Hackers are putting top technology executives under severe pressure. And last week's sudden departure of Target's chief information officer in the wake of the company's massive pre-Christmas data breach has only ratcheted up the stress.
Years ago, the job of CIOs focused mainly on the upkeep of computer systems. In their largely behind-the-scenes roles, most of their major decisions centered on the kinds of technological innovations a company would adopt, when and how much to pay for systems upgrades, and the creation and maintenance of company websites.
But the rise of computer crime in recent years changed the job description. At the same time, the surging use of personal smartphones and tablets in business settings has given CIOs even more technology to manage, along with countless new points of entry for hackers to breach their systems.
Cyber-attacks were on the rise long before Target's news that hackers had stolen 40 million debit and credit card numbers, plus the personal information belonging to as many as 70 million people. But for a host of companies, the Target breach was a pivotal event that permanently altered the way they approach data security. Many CIOs say they're receiving more support, but they say the trade-off is that they're facing increased scrutiny from their CEOs and other executives. If their fortress walls fall to hackers, their jobs will be on the line.
Ken Grady, CIO of life sciences company New England BioLabs Inc., says the increased attention to data security has been a good thing for him. It has prompted much needed support from colleagues.
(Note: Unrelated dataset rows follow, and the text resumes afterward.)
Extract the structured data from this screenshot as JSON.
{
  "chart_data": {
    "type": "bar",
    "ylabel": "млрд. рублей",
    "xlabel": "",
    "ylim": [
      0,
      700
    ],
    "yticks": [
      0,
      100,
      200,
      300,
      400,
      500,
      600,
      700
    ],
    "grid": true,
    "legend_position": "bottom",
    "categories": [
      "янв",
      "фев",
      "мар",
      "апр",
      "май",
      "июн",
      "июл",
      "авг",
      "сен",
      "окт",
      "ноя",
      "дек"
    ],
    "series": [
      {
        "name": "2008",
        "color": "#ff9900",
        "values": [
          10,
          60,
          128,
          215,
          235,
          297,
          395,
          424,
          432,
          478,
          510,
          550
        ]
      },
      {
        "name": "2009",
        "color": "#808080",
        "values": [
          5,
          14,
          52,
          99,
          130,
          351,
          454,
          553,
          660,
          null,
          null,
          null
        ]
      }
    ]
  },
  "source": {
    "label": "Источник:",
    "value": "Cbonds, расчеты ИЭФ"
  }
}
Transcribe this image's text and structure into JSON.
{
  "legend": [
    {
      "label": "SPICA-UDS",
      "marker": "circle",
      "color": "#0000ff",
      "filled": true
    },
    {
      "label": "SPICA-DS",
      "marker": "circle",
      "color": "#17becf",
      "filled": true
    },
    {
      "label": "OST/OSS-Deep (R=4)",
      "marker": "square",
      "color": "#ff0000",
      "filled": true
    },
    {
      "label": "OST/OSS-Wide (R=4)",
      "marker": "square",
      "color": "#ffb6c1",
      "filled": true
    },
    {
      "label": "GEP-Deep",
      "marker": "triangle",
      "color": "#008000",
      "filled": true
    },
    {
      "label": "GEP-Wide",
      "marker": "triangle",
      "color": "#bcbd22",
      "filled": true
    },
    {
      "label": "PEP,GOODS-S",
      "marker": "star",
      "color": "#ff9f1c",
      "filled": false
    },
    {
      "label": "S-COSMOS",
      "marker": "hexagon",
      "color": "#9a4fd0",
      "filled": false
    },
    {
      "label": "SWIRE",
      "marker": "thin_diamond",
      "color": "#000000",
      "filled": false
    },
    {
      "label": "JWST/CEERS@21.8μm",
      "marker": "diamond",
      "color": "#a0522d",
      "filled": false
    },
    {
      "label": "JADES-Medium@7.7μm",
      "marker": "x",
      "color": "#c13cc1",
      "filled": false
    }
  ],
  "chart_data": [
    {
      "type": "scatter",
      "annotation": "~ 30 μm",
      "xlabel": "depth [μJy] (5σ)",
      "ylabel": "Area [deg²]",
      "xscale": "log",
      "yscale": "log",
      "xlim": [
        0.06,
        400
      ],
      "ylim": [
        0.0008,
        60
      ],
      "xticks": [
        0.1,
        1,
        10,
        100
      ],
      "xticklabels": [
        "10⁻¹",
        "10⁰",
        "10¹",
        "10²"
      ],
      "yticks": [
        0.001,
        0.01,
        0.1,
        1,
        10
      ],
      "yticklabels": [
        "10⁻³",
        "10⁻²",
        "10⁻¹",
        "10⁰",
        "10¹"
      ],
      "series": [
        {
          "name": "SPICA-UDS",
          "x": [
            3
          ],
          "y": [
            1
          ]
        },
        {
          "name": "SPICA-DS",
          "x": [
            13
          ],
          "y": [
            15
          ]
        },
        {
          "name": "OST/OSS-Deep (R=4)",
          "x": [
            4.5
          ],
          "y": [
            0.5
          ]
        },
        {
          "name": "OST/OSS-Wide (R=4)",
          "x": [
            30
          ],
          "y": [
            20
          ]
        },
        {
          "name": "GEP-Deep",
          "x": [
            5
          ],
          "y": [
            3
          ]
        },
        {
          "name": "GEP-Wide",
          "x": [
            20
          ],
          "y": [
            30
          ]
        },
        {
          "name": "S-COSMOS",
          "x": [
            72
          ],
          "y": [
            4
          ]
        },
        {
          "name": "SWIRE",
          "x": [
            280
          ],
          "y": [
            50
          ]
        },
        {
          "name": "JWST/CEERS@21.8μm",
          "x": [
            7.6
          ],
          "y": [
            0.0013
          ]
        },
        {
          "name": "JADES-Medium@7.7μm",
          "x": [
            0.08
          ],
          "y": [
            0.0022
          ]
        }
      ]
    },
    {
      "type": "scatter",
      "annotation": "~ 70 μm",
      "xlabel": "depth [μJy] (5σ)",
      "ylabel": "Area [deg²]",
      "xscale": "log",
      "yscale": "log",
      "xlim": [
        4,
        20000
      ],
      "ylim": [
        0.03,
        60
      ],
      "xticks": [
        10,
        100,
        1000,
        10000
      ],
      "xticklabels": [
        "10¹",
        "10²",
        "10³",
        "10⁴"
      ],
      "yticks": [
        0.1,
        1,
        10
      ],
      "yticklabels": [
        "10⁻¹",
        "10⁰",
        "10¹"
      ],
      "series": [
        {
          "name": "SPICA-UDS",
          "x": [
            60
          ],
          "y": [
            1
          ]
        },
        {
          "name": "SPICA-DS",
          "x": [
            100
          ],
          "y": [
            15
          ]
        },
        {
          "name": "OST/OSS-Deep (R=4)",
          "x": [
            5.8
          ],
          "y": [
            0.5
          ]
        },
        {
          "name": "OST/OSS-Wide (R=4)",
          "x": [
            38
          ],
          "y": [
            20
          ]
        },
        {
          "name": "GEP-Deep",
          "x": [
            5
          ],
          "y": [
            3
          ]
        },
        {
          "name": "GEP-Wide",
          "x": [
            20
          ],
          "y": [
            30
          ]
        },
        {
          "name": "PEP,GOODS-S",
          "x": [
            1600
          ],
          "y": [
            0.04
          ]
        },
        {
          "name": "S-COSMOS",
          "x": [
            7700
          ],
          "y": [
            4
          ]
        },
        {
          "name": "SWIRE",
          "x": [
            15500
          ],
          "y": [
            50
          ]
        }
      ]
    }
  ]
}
But that backing comes at a cost.
"If I have a breach in spite of all that, I need to be able to say that we did everything we could to prevent it," Grady says. "If I can't do that, then it would have a negative effect on me."
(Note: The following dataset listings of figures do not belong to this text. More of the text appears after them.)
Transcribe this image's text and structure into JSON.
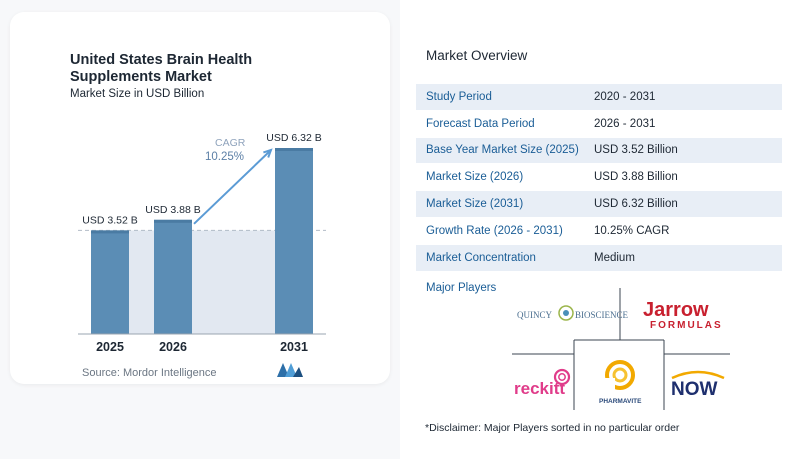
{
  "chart": {
    "title": "United States Brain Health Supplements Market",
    "subtitle": "Market Size in USD Billion",
    "source": "Source: Mordor Intelligence",
    "cagr_label": "CAGR",
    "cagr_value": "10.25%"
  },
  "chart_data": {
    "type": "bar",
    "categories": [
      "2025",
      "2026",
      "2031"
    ],
    "values": [
      3.52,
      3.88,
      6.32
    ],
    "value_labels": [
      "USD 3.52 B",
      "USD 3.88 B",
      "USD 6.32 B"
    ],
    "title": "United States Brain Health Supplements Market",
    "subtitle": "Market Size in USD Billion",
    "xlabel": "",
    "ylabel": "",
    "ylim": [
      0,
      7
    ],
    "grid": false,
    "colors": {
      "bar": "#5b8db5",
      "bar_top": "#4a7ba3",
      "band": "#e2e8f1",
      "arrow": "#5b9bd5"
    }
  },
  "overview": {
    "title": "Market Overview",
    "rows": [
      {
        "label": "Study Period",
        "value": "2020 - 2031"
      },
      {
        "label": "Forecast Data Period",
        "value": "2026 - 2031"
      },
      {
        "label": "Base Year Market Size (2025)",
        "value": "USD 3.52 Billion"
      },
      {
        "label": "Market Size (2026)",
        "value": "USD 3.88 Billion"
      },
      {
        "label": "Market Size (2031)",
        "value": "USD 6.32 Billion"
      },
      {
        "label": "Growth Rate (2026 - 2031)",
        "value": "10.25% CAGR"
      },
      {
        "label": "Market Concentration",
        "value": "Medium"
      }
    ]
  },
  "players": {
    "title": "Major Players",
    "logos": {
      "quincy_a": "QUINCY",
      "quincy_b": "BIOSCIENCE",
      "jarrow_a": "Jarrow",
      "jarrow_b": "FORMULAS",
      "reckitt": "reckitt",
      "pharmavite": "PHARMAVITE",
      "now": "NOW"
    }
  },
  "disclaimer": "*Disclaimer: Major Players sorted in no particular order"
}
Analysts believe the Target data theft couldn't have had a positive effect on Beth Jacob, who had served as the company's CIO since 2008. Target said last week that Jacob's resignation was her decision, but analysts say Jacob took the fall amid a slew of bad publicity for the Minneapolis-based company.
Tim Scannell, director of strategic content for the CIO Executive Council trade group, says companies have come to realize the importance of security. The result: boosted budgets and staffing increases. According to a recent survey by the council, computer security executives say they expect an average increase of 8 percent in their budgets this year.
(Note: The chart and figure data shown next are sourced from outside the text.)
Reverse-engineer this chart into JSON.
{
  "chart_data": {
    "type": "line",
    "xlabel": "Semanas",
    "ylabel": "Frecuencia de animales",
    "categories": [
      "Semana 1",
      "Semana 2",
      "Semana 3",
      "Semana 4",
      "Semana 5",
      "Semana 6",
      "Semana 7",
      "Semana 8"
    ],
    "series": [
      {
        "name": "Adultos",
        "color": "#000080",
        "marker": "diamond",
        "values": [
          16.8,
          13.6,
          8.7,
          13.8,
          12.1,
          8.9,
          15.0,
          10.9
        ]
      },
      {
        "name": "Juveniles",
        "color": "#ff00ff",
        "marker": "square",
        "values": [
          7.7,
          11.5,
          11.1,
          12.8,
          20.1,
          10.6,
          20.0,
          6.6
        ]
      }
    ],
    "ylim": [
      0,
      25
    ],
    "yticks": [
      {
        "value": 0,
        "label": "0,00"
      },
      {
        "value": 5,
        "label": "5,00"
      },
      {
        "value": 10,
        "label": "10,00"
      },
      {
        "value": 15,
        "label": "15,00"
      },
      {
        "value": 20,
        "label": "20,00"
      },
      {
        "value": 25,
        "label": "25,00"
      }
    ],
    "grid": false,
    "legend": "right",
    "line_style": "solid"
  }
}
Cybersecurity was a hot topic at the recent RSA tech security conference in San Francisco. Daniel Ives, an analyst for FBR Capital Markets, estimates that businesses around the world will spend $30 billion to $40 billion this year on cybersecurity. He says that while retailers, financial and health care companies have the most to lose in the event of a cyber-attack, any company that uses mobile phones or puts customer data on its networks is at risk.
"Getting on the cover of The Wall Street Journal in some cyber-attack is a CIO's worst nightmare," Ives says. "They're the bodyguard and the linchpins of the companies they work for more today than ever before, because of the amount of data that's out there."
Mark Popolano, CIO of ProSight Specialty Insurance, agrees. His company's commercial insurance business is all about weighing risks against costs. "If you want to spend an infinite amount of money on security, you can," he says. "But the government does, and they're not 100 percent foolproof."